Pflugers Arch. 2024 Mar 21. doi: 10.1007/s00424-024-02944-x. Online ahead of print.ABSTRACTOxygen sensors enable cells to adapt to limited oxygen availability (hypoxia), affecting various cellular and tissue responses. Prolyl-4-hydroxylase domain 1-3 (PHD1-3; also called Egln1-3, HIF-P4H 1-3, HIF-PH 1-3) proteins belong to the Fe2+- and 2-oxoglutarate-dependent dioxygenase superfamily and utilise molecular oxygen (O2) alongside 2-oxoglutarate as co-substrate to hydroxylate two proline residues of α subunits of the dimeric hypoxia inducible factor (HIF) transcription factor.

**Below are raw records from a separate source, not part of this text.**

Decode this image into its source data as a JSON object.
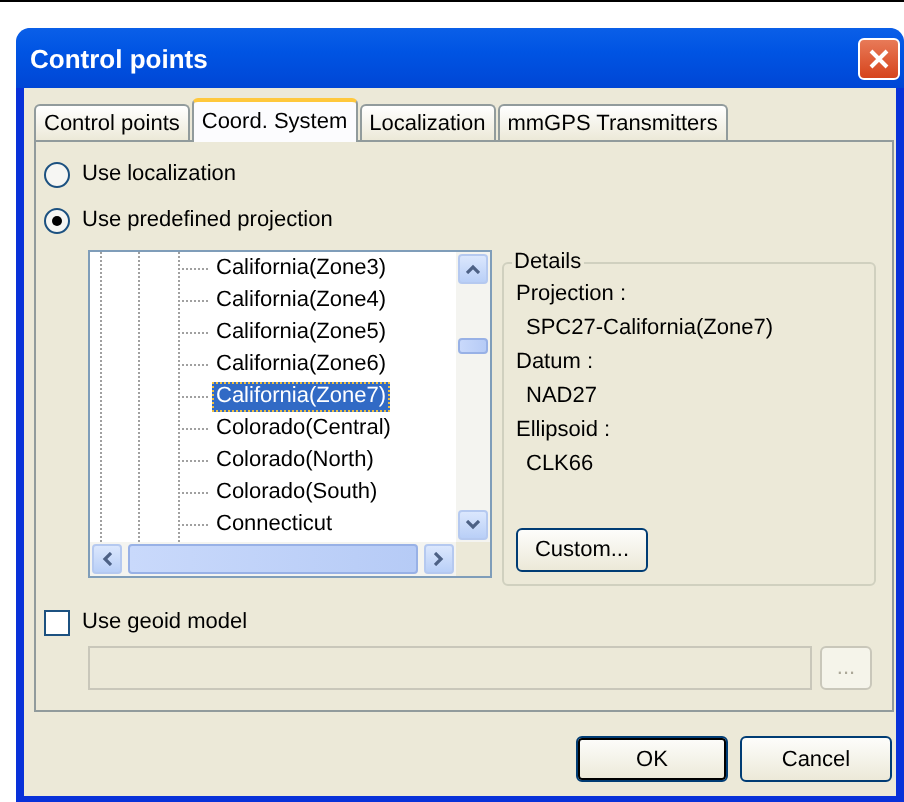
{
  "window": {
    "title": "Control points"
  },
  "tabs": [
    {
      "label": "Control points",
      "selected": false
    },
    {
      "label": "Coord. System",
      "selected": true
    },
    {
      "label": "Localization",
      "selected": false
    },
    {
      "label": "mmGPS Transmitters",
      "selected": false
    }
  ],
  "options": [
    {
      "label": "Use localization",
      "selected": false
    },
    {
      "label": "Use predefined projection",
      "selected": true
    }
  ],
  "projection_tree": {
    "items": [
      {
        "label": "California(Zone3)",
        "selected": false
      },
      {
        "label": "California(Zone4)",
        "selected": false
      },
      {
        "label": "California(Zone5)",
        "selected": false
      },
      {
        "label": "California(Zone6)",
        "selected": false
      },
      {
        "label": "California(Zone7)",
        "selected": true
      },
      {
        "label": "Colorado(Central)",
        "selected": false
      },
      {
        "label": "Colorado(North)",
        "selected": false
      },
      {
        "label": "Colorado(South)",
        "selected": false
      },
      {
        "label": "Connecticut",
        "selected": false
      }
    ]
  },
  "details": {
    "title": "Details",
    "fields": [
      {
        "label": "Projection :",
        "value": "SPC27-California(Zone7)"
      },
      {
        "label": "Datum :",
        "value": "NAD27"
      },
      {
        "label": "Ellipsoid :",
        "value": "CLK66"
      }
    ],
    "custom_button": "Custom..."
  },
  "geoid": {
    "label": "Use geoid model",
    "checked": false,
    "field_disabled": true,
    "browse_button": "...",
    "browse_disabled": true
  },
  "buttons": [
    {
      "label": "OK",
      "default": true
    },
    {
      "label": "Cancel",
      "default": false
    }
  ]
}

PHD1-3-mediated hydroxylation of HIF-α leads to its degradation and inactivation. Recently, various PHD inhibitors (PHI) have entered the clinics for treatment of renal anaemia. Pre-clinical analyses indicate that PHI treatment may also be beneficial in numerous other hypoxia-associated diseases. Nonetheless, the underlying molecular mechanisms of the observed protective effects of PHIs are only partly understood, currently hindering their translation into the clinics. Moreover, the PHI-mediated increase of Epo levels is not beneficial in all hypoxia-associated diseases and PHD-selective inhibition may be advantageous. Here, we summarise the current knowledge about the relevance and function of each of the three PHD isoforms in vivo, based on the deletion or RNA interference-mediated knockdown of each single corresponding gene in rodents. This information is crucial for our understanding of the physiolog...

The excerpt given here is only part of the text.